In apparent effort to increase sales at local mom and pop gun shops, Dick’s Sporting Goods decides not to sell scary guns

By Robert Laurie                                                                                                                              

If you’re a person who pays attention to guns, gun ownership, or 2nd Amendment issues, you’ve probably heard the (allegedly) big news.  Dick’s Sporting Goods, one of the nation’s largest sporting goods chains, is no longer going to sell “assault weapons.” If you really pay attention, and have a good memory, you might be experiencing a bout of Déjà vu.

That’s because you’ve heard this news before.  Dick’s enjoyed widespread publicity when it made basically the exact same announcement about 6 years ago.  In the wake of the Sandy Hook shooting, Dick’s said it would no longer stock “scary looking weapons that are functionally the same as less-scary weapons” – also known as “assault rifles.”  For a while, they were true to their word.

Then, Dick’s opened a sub-chain of 35 Field & Stream stores.  Those outlets carried “scary guns,” and according to anecdotal reports, they also began creeping back into Dick’s flagship properties as well. My local Dick’s doesn’t offer them but, if yours does, that will no longer be the case.

According to the New York Times, Dicks drew a line in the sand this morning.

One of the nation’s largest sports retailers, Dick’s Sporting Goods, said Wednesday morning it was immediately ending sales of all assault-style rifles in its stores.

The retailer also said that it would no longer sell high-capacity magazines and that it would not sell any gun to anyone under 21 years of age, regardless of local laws.

Edward Stack, the 63-year-old chief executive of Dick’s whose father founded the store in 1948, is deliberately steering his company directly into the storm, making clear that the company’s new policy was a direct response to the Florida shooting.

“When we saw what happened in Parkland, we were so disturbed and upset,” Mr. Stack said in an interview Tuesday evening. “We love these kids and their rallying cry, ‘enough is enough.’ It got to us.”

He added, “We’re going to take a stand and step up and tell people our view and, hopefully, bring people along into the conversation.”

As I said, this is the second time they’ve done this. The bigger news here seems to be raising the purchase age to 21.  That plan may raise some constitutional issues, but we’ll have to wait and see.

All of that said, I will admit that I have browsed the firearms at a local Dick’s Sporting Goods.  Here was my takeaway: Everything was overpriced, the selection was extremely limited, and there wasn’t much in the way of customer service.

I don’t want to be the guy that says, “do people really buy their guns at Dick’s?” But… seriously, do people really buy their guns at Dick’s? It’s honestly hard for me to imagine buying a firearm at a big box store, since I know I’m getting gouged.

People, please hear me. There are much better options.

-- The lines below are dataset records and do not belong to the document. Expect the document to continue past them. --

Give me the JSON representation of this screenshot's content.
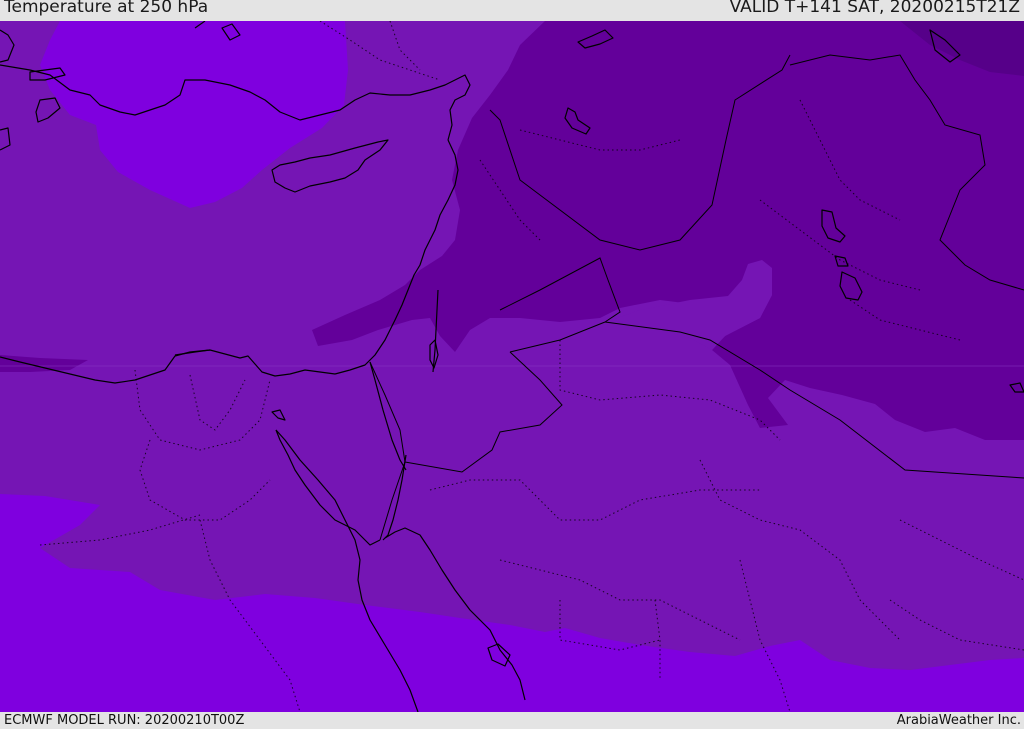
{
  "header": {
    "title": "Temperature at 250 hPa",
    "valid_time": "VALID T+141 SAT, 20200215T21Z"
  },
  "footer": {
    "model_run": "ECMWF MODEL RUN: 20200210T00Z",
    "credit": "ArabiaWeather Inc."
  },
  "map": {
    "field": "temperature",
    "level": "250 hPa",
    "colors": {
      "warm_band": "#7f00df",
      "mid_band": "#7515b4",
      "cold_band": "#63009a",
      "coastline": "#000000",
      "border": "#000000",
      "province_border": "#000000"
    }
  }
}
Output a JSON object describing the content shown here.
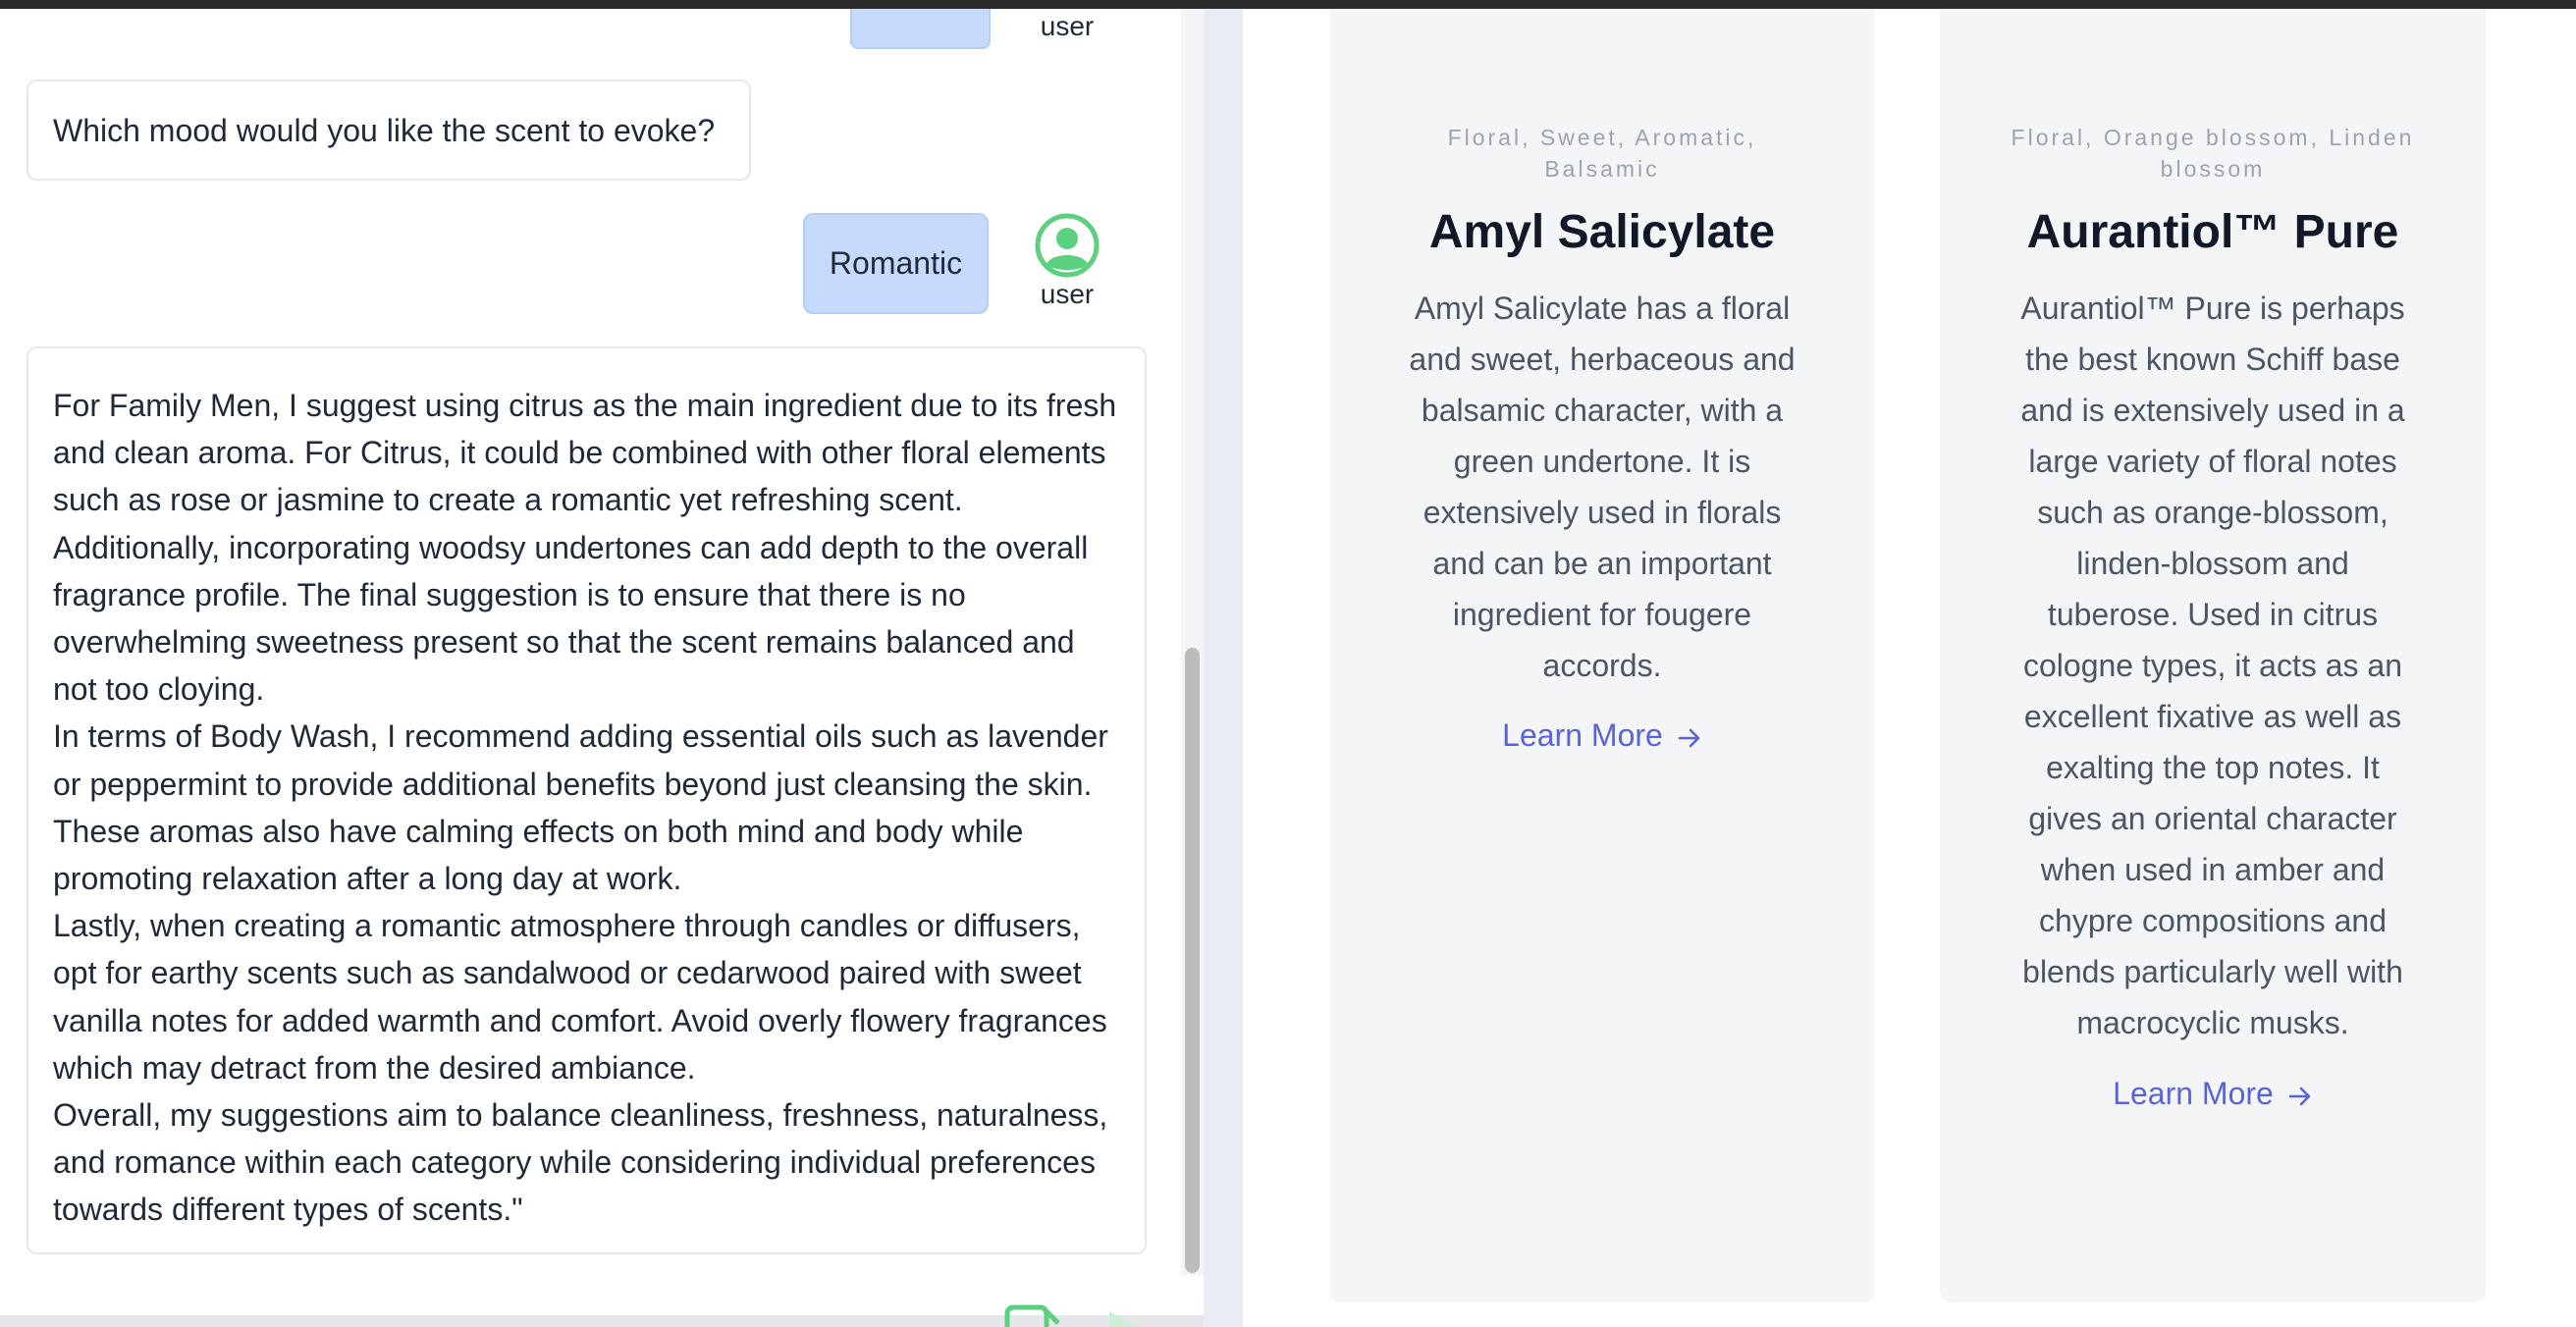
{
  "chat": {
    "user_label": "user",
    "question": "Which mood would you like the scent to evoke?",
    "user_answer": "Romantic",
    "bot_reply": [
      "For Family Men, I suggest using citrus as the main ingredient due to its fresh and clean aroma. For Citrus, it could be combined with other floral elements such as rose or jasmine to create a romantic yet refreshing scent. Additionally, incorporating woodsy undertones can add depth to the overall fragrance profile. The final suggestion is to ensure that there is no overwhelming sweetness present so that the scent remains balanced and not too cloying.",
      "In terms of Body Wash, I recommend adding essential oils such as lavender or peppermint to provide additional benefits beyond just cleansing the skin. These aromas also have calming effects on both mind and body while promoting relaxation after a long day at work.",
      "Lastly, when creating a romantic atmosphere through candles or diffusers, opt for earthy scents such as sandalwood or cedarwood paired with sweet vanilla notes for added warmth and comfort. Avoid overly flowery fragrances which may detract from the desired ambiance.",
      "Overall, my suggestions aim to balance cleanliness, freshness, naturalness, and romance within each category while considering individual preferences towards different types of scents.\""
    ]
  },
  "cards": [
    {
      "tags": "Floral, Sweet, Aromatic, Balsamic",
      "title": "Amyl Salicylate",
      "description": "Amyl Salicylate has a floral and sweet, herbaceous and balsamic character, with a green undertone. It is extensively used in florals and can be an important ingredient for fougere accords.",
      "link_label": "Learn More"
    },
    {
      "tags": "Floral, Orange blossom, Linden blossom",
      "title": "Aurantiol™ Pure",
      "description": "Aurantiol™ Pure is perhaps the best known Schiff base and is extensively used in a large variety of floral notes such as orange-blossom, linden-blossom and tuberose. Used in citrus cologne types, it acts as an excellent fixative as well as exalting the top notes. It gives an oriental character when used in amber and chypre compositions and blends particularly well with macrocyclic musks.",
      "link_label": "Learn More"
    }
  ],
  "colors": {
    "user_bubble": "#c5dafc",
    "avatar_green": "#5bd07f",
    "link": "#5a63d8",
    "card_bg": "#f4f5f7"
  },
  "icons": {
    "avatar": "user-avatar-icon",
    "link_arrow": "arrow-right-icon",
    "send": "send-icon"
  }
}
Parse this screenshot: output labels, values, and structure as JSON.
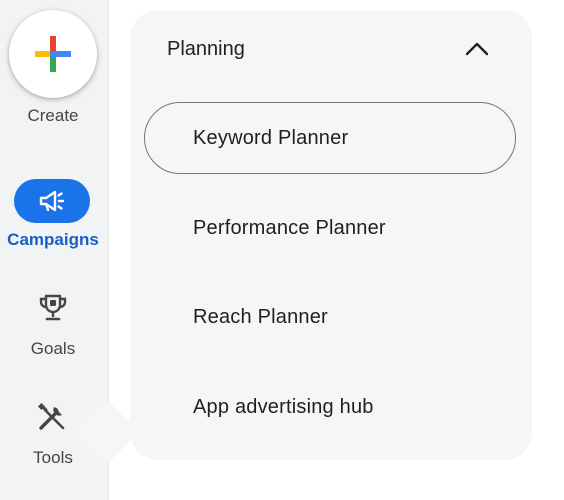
{
  "rail": {
    "create_label": "Create",
    "items": [
      {
        "label": "Campaigns",
        "icon": "megaphone-icon",
        "active": true
      },
      {
        "label": "Goals",
        "icon": "trophy-icon",
        "active": false
      },
      {
        "label": "Tools",
        "icon": "tools-icon",
        "active": false
      }
    ]
  },
  "panel": {
    "section_title": "Planning",
    "section_icon": "chevron-up-icon",
    "items": [
      {
        "label": "Keyword Planner",
        "selected": true
      },
      {
        "label": "Performance Planner",
        "selected": false
      },
      {
        "label": "Reach Planner",
        "selected": false
      },
      {
        "label": "App advertising hub",
        "selected": false
      }
    ]
  },
  "colors": {
    "accent": "#1a73e8",
    "active_text": "#1a5fc8",
    "rail_bg": "#f1f3f4",
    "panel_bg": "#f5f6f8",
    "plus_blue": "#4285f4",
    "plus_red": "#ea4335",
    "plus_yellow": "#fbbc04",
    "plus_green": "#34a853"
  }
}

No matter where you live, your local gun store is run by conscientious, law-abiding people who are ridiculously well-informed about the products they sell. I’m not joking.  If you think you know a lot about these weapons, there is always a guy working at your mom and pop shop who will put your knowledge to shame. Yes, I admit, a gun shop can be a bit intimidating at first. But if you’re tough enough to handle a gun, you should be tough enough to handle the nervousness that comes with being a neophyte.

They’ve seen customers like you before, they’ll be nice, they’ll sell you something that will work for you, and they offer a wider selection while almost always having better pricing. You’ll leave happy. They want your business, I want you to give them your business, and now it seems that even Dick’s wants you to shop with them.

Don’t make the mistake of buying your guns from Dicks.